5 thoughts on “Pork uteri”

  1. I’m trying very hard to get Pork uteri out of my head. It’s worse than the times I have gotten a song (that I hate) stuck in my head!

  2. Hey, I’m bouncing up and down on my posture ball thinking Pork Bung Pork Bung Pork Bung!

    And you guys had a lot of snow, eh?

  3. You are a silly girl sometimes aren’t you? Apparently, we will probably break the 1972 record for snowfall before we are done. It’s the accumlated displaced snow that is causing the most trouble. It’s like being in a tunnel driving up our street and into our driveway — you can’t see anything but snow banks. I curse my injured elbow and rotator cuff that stop me from getting out and enjoying the sunny ski slopes.

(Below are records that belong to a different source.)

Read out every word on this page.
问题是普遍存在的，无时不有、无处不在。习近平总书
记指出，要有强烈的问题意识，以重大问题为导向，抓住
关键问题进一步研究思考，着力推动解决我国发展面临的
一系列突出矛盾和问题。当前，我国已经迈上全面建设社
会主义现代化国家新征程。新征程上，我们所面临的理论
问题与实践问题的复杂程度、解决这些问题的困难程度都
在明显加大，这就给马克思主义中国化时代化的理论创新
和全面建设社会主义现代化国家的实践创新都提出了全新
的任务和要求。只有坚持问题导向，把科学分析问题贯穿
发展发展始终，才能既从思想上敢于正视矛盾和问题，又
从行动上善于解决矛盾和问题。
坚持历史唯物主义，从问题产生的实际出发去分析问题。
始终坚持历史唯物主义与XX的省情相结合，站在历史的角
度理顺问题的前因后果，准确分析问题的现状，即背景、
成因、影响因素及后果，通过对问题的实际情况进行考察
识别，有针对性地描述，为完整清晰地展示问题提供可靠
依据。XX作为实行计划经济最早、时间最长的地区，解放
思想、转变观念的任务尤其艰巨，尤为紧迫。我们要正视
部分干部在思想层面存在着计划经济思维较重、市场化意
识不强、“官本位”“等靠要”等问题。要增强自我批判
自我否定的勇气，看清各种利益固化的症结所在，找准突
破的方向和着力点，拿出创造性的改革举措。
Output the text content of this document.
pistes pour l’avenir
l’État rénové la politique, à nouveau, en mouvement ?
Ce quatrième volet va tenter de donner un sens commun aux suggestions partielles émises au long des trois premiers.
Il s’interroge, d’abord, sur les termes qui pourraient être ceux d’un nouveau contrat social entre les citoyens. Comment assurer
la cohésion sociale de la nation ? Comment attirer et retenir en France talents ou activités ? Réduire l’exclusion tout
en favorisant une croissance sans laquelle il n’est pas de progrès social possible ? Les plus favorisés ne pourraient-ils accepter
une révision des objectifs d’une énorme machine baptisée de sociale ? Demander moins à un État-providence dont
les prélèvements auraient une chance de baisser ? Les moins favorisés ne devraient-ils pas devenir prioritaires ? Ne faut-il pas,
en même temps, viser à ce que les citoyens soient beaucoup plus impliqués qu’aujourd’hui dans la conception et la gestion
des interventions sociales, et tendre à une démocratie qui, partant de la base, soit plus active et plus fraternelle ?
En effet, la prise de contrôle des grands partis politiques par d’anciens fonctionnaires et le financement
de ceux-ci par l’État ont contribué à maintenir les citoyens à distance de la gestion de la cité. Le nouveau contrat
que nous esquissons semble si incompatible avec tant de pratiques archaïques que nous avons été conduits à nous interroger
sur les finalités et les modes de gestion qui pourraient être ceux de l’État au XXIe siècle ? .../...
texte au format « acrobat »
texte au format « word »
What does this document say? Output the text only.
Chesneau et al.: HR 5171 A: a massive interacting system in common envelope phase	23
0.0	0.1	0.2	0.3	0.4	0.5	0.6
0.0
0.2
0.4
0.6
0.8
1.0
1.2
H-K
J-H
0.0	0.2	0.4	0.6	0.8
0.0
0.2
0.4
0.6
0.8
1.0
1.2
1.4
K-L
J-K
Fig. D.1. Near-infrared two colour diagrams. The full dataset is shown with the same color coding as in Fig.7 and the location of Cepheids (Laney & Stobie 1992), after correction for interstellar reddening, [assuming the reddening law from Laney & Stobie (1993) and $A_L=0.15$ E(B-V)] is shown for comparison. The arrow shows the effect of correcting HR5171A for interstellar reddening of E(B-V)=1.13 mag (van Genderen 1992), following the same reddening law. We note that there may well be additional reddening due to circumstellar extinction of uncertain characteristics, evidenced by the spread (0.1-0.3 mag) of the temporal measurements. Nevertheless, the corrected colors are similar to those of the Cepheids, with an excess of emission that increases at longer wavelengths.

  4. I remember the winter of ’72. Eleven feet of snow in Montreal. The day I got married (starter marriage) it was minus 51 when you factored in the wind chill. The spring the starter-hubby and I took off for warmer climes (BC).

  5. I’ve seen your pictures so I figure you must have been married at a really young age Kopper.
    This is probably the year we got hit in Angus (outside Barrie). We lived in a subdivision, but other than that there was nothing but farm land. We were snowed in, a drift completely covered the front door and once the plows had gone through on the country roads leading to the highway, the telephone poles were buried. I was making tunnels in the snow with my two brothers.